To increase our understanding of the mechanisms underlying AG-30/5C-mediated mast cell activation, the involvement of the G protein and PLC pathways was evaluated because numerous mast cell stimulators, including HDPs, activate mast cells through the G protein and PLC pathways [14, 16]. Both pertussis toxin and U-73122, specific inhibitors of the G protein and PLC pathways, respectively, suppressed AG-30/5C-mediated mast cell activation, indicating that AG-30/5C exerts its stimulatory effects on human mast cells via the G protein and PLC pathways. It is currently unclear whether a receptor for AG-30/5C exists; therefore, studies on AG-30/5C-mediated receptor pathway are necessary. However, similar to other mast cell secretagogues, it is also possible that AG-30/5C may act through non-selective membrane receptors, or it may directly bind to and activate G proteins coupled to PLC [30]. We showed that AG-30/5C-mediated downstream signaling involved the MAPK and NF-κB pathways by demonstrating that AG-30/5C induced the activation of ERK, JNK, p38 and NF-κB and that the specific inhibition of these molecules abolished AG-30/5C-mediated mast cell stimulation. Activation of the MAPK and NF-κB pathways in human mast cells has been reported to result in the production of various cytokines and chemokines, including those found to be induced by AG-30/5C in the current study [18, 31]. Importantly, hBDs and LL-37 have also been reported to induce the production of cytokines and chemokines by activating the MAPK and NF-κB pathways [13, 3234], suggesting similarities between HDPs in their immunomodulatory functions.
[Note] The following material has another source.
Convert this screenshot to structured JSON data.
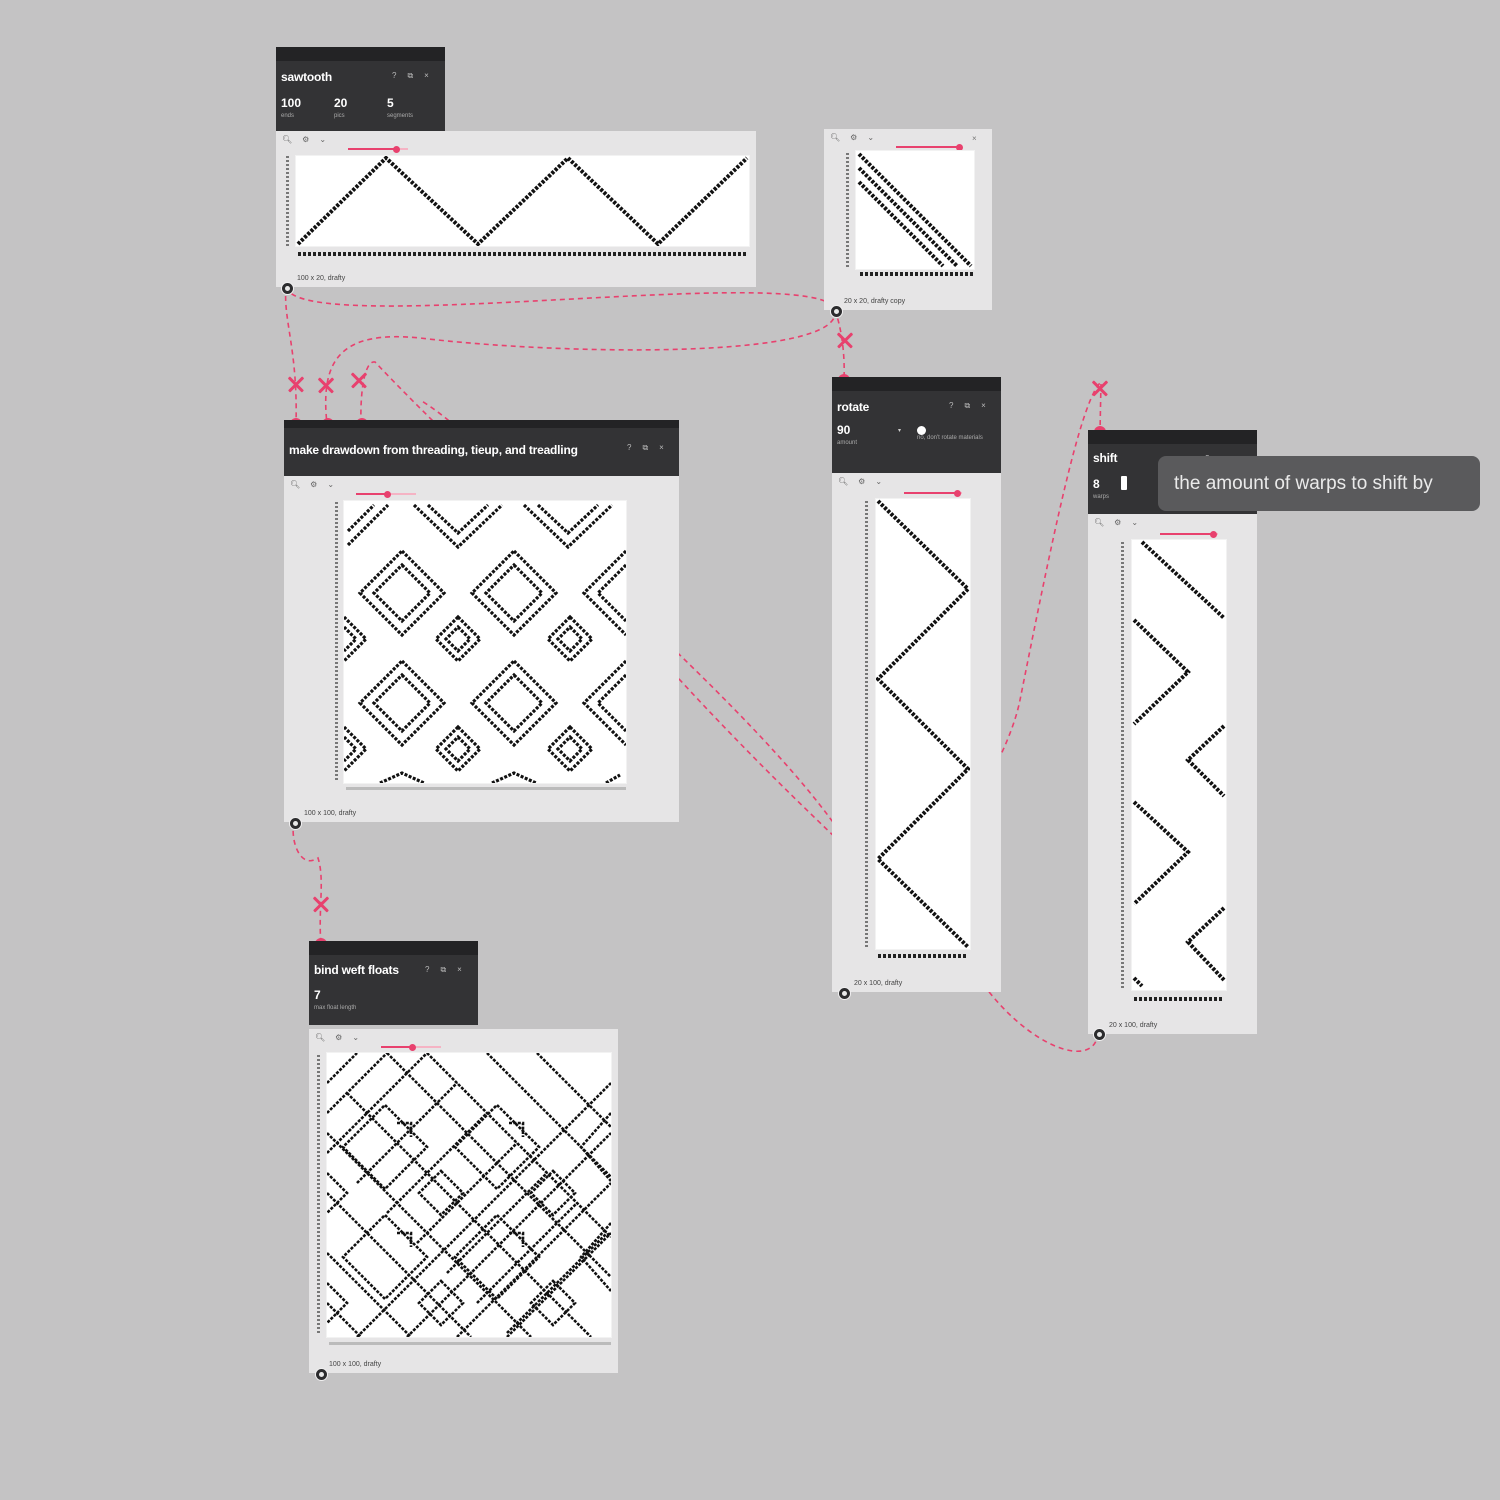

In summary, the current study demonstrates that AG-30/5C causes human mast cell migration, degranulation and the release of eicosanoids and cytokines/chemokines. Therefore, in addition to its antimicrobial activity, we propose that the novel angiogenic antimicrobial peptide AG-30/5C may contribute to the acceleration of the wound healing process through at least during the recruitment and activation of mast cells.